More employers are narrowing the gender pay gap, yet only 35% of women believe their employer is actively working to fix it. The data tells one story. Women’s experience tells another.
What’s happening: The Workplace Gender Equality Agency has published gender pay gap results for 10,500 Australian employers, covering nearly 5.9 million workers. The data shows more employers are reducing their gap year on year.
Why this matters: For businesses, the stakes are practical as well as cultural. From 1 April, large employers must select and commit to achieve three Gender Equality Targets over the next three years, in what WGEA describes as a world-first initiative.
The Workplace Gender Equality Agency has released gender pay gap data for 10,500 Australian employers, giving nearly 5.9 million workers access to their employer’s results for the first time alongside Commonwealth public sector employers, whose figures have been published simultaneously with the private sector for the first time this year.
WGEA’s own analysis points to meaningful movement. More than 22.5 per cent of employers now have a gender pay gap within the target range of plus or minus five per cent, up from 21.4 per cent the year prior. The proportion of women in high-paid roles has also risen, and the share of women in the lowest earning quartile has fallen.
WGEA CEO Mary Wooldridge welcomed the shift, crediting public reporting as a catalyst. “Many employers have told us publishing their information has helped them prioritise fairness and equality and led to deeper engagement from the C-Suite and Board,” she said.
But Wooldridge was direct about what remains. “The fact that men are nearly twice as likely as women to be in the highest paid roles and that women still dominate the lowest paid roles should offer a reality check for anyone who thinks Australia has achieved equality in the workplace,” she said.
Large differences in discretionary payments, including performance bonuses and overtime, remain a key driver of many employer gender pay gaps.
A collapse in confidence
While the headline figures point to progress, the mood among women in Australian workplaces is moving in a different direction. Research from HiBob, released alongside the WGEA data, reveals a significant and growing disconnect between what employers are reporting and what employees believe is actually happening.
Anna Volkova, Head of People and Culture at HiBob, said the findings were striking. “Women’s belief that public reporting actually drives changes has plummeted by 21 percentage points since last year,” she said. “To make matters worse, only 35 per cent of women now feel their employer is actively working to address the pay gap, compared to over half last year.”
Volkova described the shift as a quiet but serious erosion of trust, particularly at a time when broader economic and geopolitical uncertainty can cause equity initiatives to lose momentum. “When the majority of the female workforce feels the needle isn’t moving, this suggests transparency alone has reached its limit as a catalyst for genuine equality,” she said. “While transparency creates visibility, visibility without sustained action erodes trust.”
The trust gap extends beyond pay. HiBob’s research also points to a deepening divide in how men and women perceive fairness in the workplace more broadly. Three in four men believe roles are paid equally, yet only 59 per cent of women agree. At the same time, more women than in the previous year believe men are still being promoted at higher rates.

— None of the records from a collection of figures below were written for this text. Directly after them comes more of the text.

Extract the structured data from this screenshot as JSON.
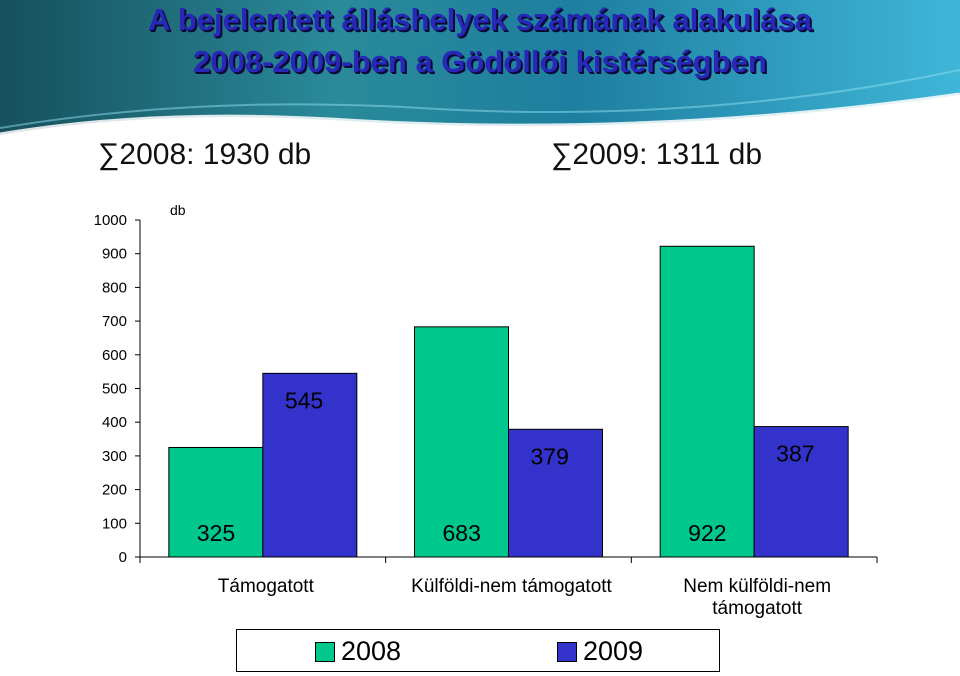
{
  "title": {
    "line1": "A bejelentett álláshelyek számának alakulása",
    "line2": "2008-2009-ben a Gödöllői kistérségben"
  },
  "totals": {
    "y2008": "∑2008: 1930 db",
    "y2009": "∑2009: 1311 db"
  },
  "colors": {
    "series2008": "#00c78c",
    "series2009": "#3333cc",
    "title": "#2828b8",
    "banner_dark": "#1a5f6a",
    "banner_light": "#3fb0cc"
  },
  "chart_data": {
    "type": "bar",
    "ylabel": "db",
    "ylim": [
      0,
      1000
    ],
    "yticks": [
      0,
      100,
      200,
      300,
      400,
      500,
      600,
      700,
      800,
      900,
      1000
    ],
    "categories": [
      "Támogatott",
      "Külföldi-nem támogatott",
      "Nem külföldi-nem támogatott"
    ],
    "series": [
      {
        "name": "2008",
        "values": [
          325,
          683,
          922
        ],
        "data_labels": [
          "325",
          "683",
          "922"
        ]
      },
      {
        "name": "2009",
        "values": [
          545,
          379,
          387
        ],
        "data_labels": [
          "545",
          "379",
          "387"
        ]
      }
    ],
    "legend_position": "bottom",
    "grid": false
  }
}
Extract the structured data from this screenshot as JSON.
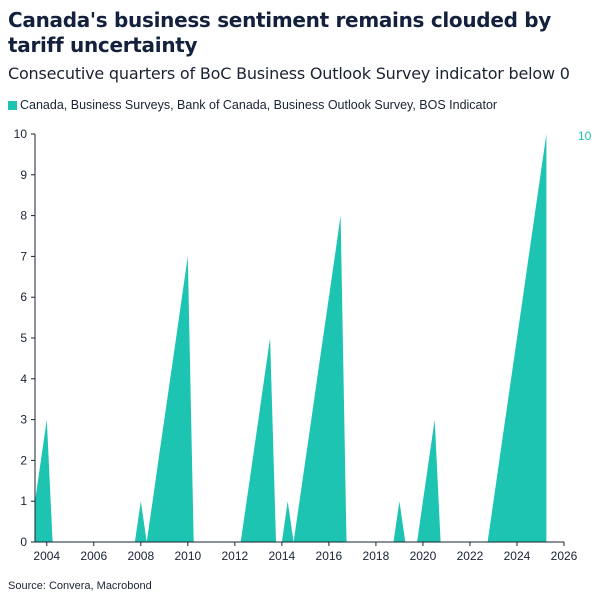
{
  "title": "Canada's business sentiment remains clouded by tariff uncertainty",
  "subtitle": "Consecutive quarters of BoC Business Outlook Survey indicator below 0",
  "source": "Source: Convera, Macrobond",
  "colors": {
    "series": "#1cc4b1",
    "axis": "#1a2233"
  },
  "chart_data": {
    "type": "area",
    "title": "Canada's business sentiment remains clouded by tariff uncertainty",
    "subtitle": "Consecutive quarters of BoC Business Outlook Survey indicator below 0",
    "xlabel": "",
    "ylabel": "",
    "xlim": [
      2003.5,
      2026
    ],
    "ylim": [
      0,
      10
    ],
    "x_ticks": [
      "2004",
      "2006",
      "2008",
      "2010",
      "2012",
      "2014",
      "2016",
      "2018",
      "2020",
      "2022",
      "2024",
      "2026"
    ],
    "y_ticks": [
      "0",
      "1",
      "2",
      "3",
      "4",
      "5",
      "6",
      "7",
      "8",
      "9",
      "10"
    ],
    "grid": false,
    "legend": "top-left",
    "end_label": "10",
    "series": [
      {
        "name": "Canada, Business Surveys, Bank of Canada, Business Outlook Survey, BOS Indicator",
        "points": [
          {
            "x": 2003.5,
            "y": 1
          },
          {
            "x": 2003.75,
            "y": 2
          },
          {
            "x": 2004.0,
            "y": 3
          },
          {
            "x": 2004.25,
            "y": 0
          },
          {
            "x": 2007.75,
            "y": 0
          },
          {
            "x": 2008.0,
            "y": 1
          },
          {
            "x": 2008.25,
            "y": 0
          },
          {
            "x": 2008.5,
            "y": 1
          },
          {
            "x": 2008.75,
            "y": 2
          },
          {
            "x": 2009.0,
            "y": 3
          },
          {
            "x": 2009.25,
            "y": 4
          },
          {
            "x": 2009.5,
            "y": 5
          },
          {
            "x": 2009.75,
            "y": 6
          },
          {
            "x": 2010.0,
            "y": 7
          },
          {
            "x": 2010.25,
            "y": 0
          },
          {
            "x": 2012.25,
            "y": 0
          },
          {
            "x": 2012.5,
            "y": 1
          },
          {
            "x": 2012.75,
            "y": 2
          },
          {
            "x": 2013.0,
            "y": 3
          },
          {
            "x": 2013.25,
            "y": 4
          },
          {
            "x": 2013.5,
            "y": 5
          },
          {
            "x": 2013.75,
            "y": 0
          },
          {
            "x": 2014.0,
            "y": 0
          },
          {
            "x": 2014.25,
            "y": 1
          },
          {
            "x": 2014.5,
            "y": 0
          },
          {
            "x": 2014.75,
            "y": 1
          },
          {
            "x": 2015.0,
            "y": 2
          },
          {
            "x": 2015.25,
            "y": 3
          },
          {
            "x": 2015.5,
            "y": 4
          },
          {
            "x": 2015.75,
            "y": 5
          },
          {
            "x": 2016.0,
            "y": 6
          },
          {
            "x": 2016.25,
            "y": 7
          },
          {
            "x": 2016.5,
            "y": 8
          },
          {
            "x": 2016.75,
            "y": 0
          },
          {
            "x": 2018.75,
            "y": 0
          },
          {
            "x": 2019.0,
            "y": 1
          },
          {
            "x": 2019.25,
            "y": 0
          },
          {
            "x": 2019.75,
            "y": 0
          },
          {
            "x": 2020.0,
            "y": 1
          },
          {
            "x": 2020.25,
            "y": 2
          },
          {
            "x": 2020.5,
            "y": 3
          },
          {
            "x": 2020.75,
            "y": 0
          },
          {
            "x": 2022.75,
            "y": 0
          },
          {
            "x": 2023.0,
            "y": 1
          },
          {
            "x": 2023.25,
            "y": 2
          },
          {
            "x": 2023.5,
            "y": 3
          },
          {
            "x": 2023.75,
            "y": 4
          },
          {
            "x": 2024.0,
            "y": 5
          },
          {
            "x": 2024.25,
            "y": 6
          },
          {
            "x": 2024.5,
            "y": 7
          },
          {
            "x": 2024.75,
            "y": 8
          },
          {
            "x": 2025.0,
            "y": 9
          },
          {
            "x": 2025.25,
            "y": 10
          }
        ]
      }
    ]
  }
}
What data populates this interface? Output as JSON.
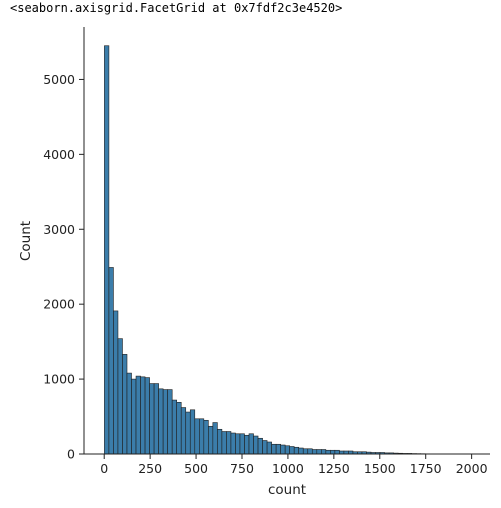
{
  "output_text": "<seaborn.axisgrid.FacetGrid at 0x7fdf2c3e4520>",
  "colors": {
    "bar_fill": "#3b7daa",
    "bar_edge": "#1f1f1f",
    "axis": "#222222"
  },
  "chart_data": {
    "type": "bar",
    "subtype": "histogram",
    "title": "",
    "xlabel": "count",
    "ylabel": "Count",
    "xlim": [
      -110,
      2100
    ],
    "ylim": [
      0,
      5700
    ],
    "grid": false,
    "x_ticks": [
      0,
      250,
      500,
      750,
      1000,
      1250,
      1500,
      1750,
      2000
    ],
    "y_ticks": [
      0,
      1000,
      2000,
      3000,
      4000,
      5000
    ],
    "bin_start": 1,
    "bin_width": 24.6,
    "values": [
      5450,
      2490,
      1910,
      1540,
      1330,
      1080,
      1000,
      1040,
      1030,
      1020,
      940,
      940,
      870,
      860,
      860,
      720,
      690,
      620,
      560,
      590,
      470,
      470,
      450,
      370,
      420,
      330,
      300,
      300,
      280,
      270,
      270,
      250,
      270,
      240,
      210,
      180,
      160,
      130,
      130,
      120,
      110,
      100,
      90,
      80,
      70,
      70,
      60,
      60,
      60,
      50,
      50,
      50,
      40,
      40,
      40,
      30,
      30,
      30,
      25,
      20,
      20,
      20,
      15,
      15,
      12,
      10,
      8,
      8,
      6,
      5,
      4,
      3,
      2,
      2,
      2,
      1,
      1,
      1,
      1
    ]
  }
}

Volkova called this a growing promotion paradox, one that compounds the pay gap and undermines the credibility of employer commitments to equality.
Beyond box-ticking
From 1 April, large employers will be required to select and commit to three Gender Equality Targets over the next three years, in what WGEA describes as a world-first accountability initiative. Wooldridge urged employers to treat the exercise seriously. “Employers should treat gender equality like their other business goals. Do a detailed analysis to find the issues, create an action plan to address them and set targets to be accountable for ensuring progress happens,” she said.
Volkova echoed the call but warned that intent alone would not be sufficient. “To prevent the upcoming April 1 targets mandate from becoming a mere box-ticking exercise, businesses must actually show employees the path to parity,” she said. “That means clear accountability, measurable action, and consistent follow-through. Ultimately, this will prove to their employees that equality is a cultural priority, not just a compliance requirement.”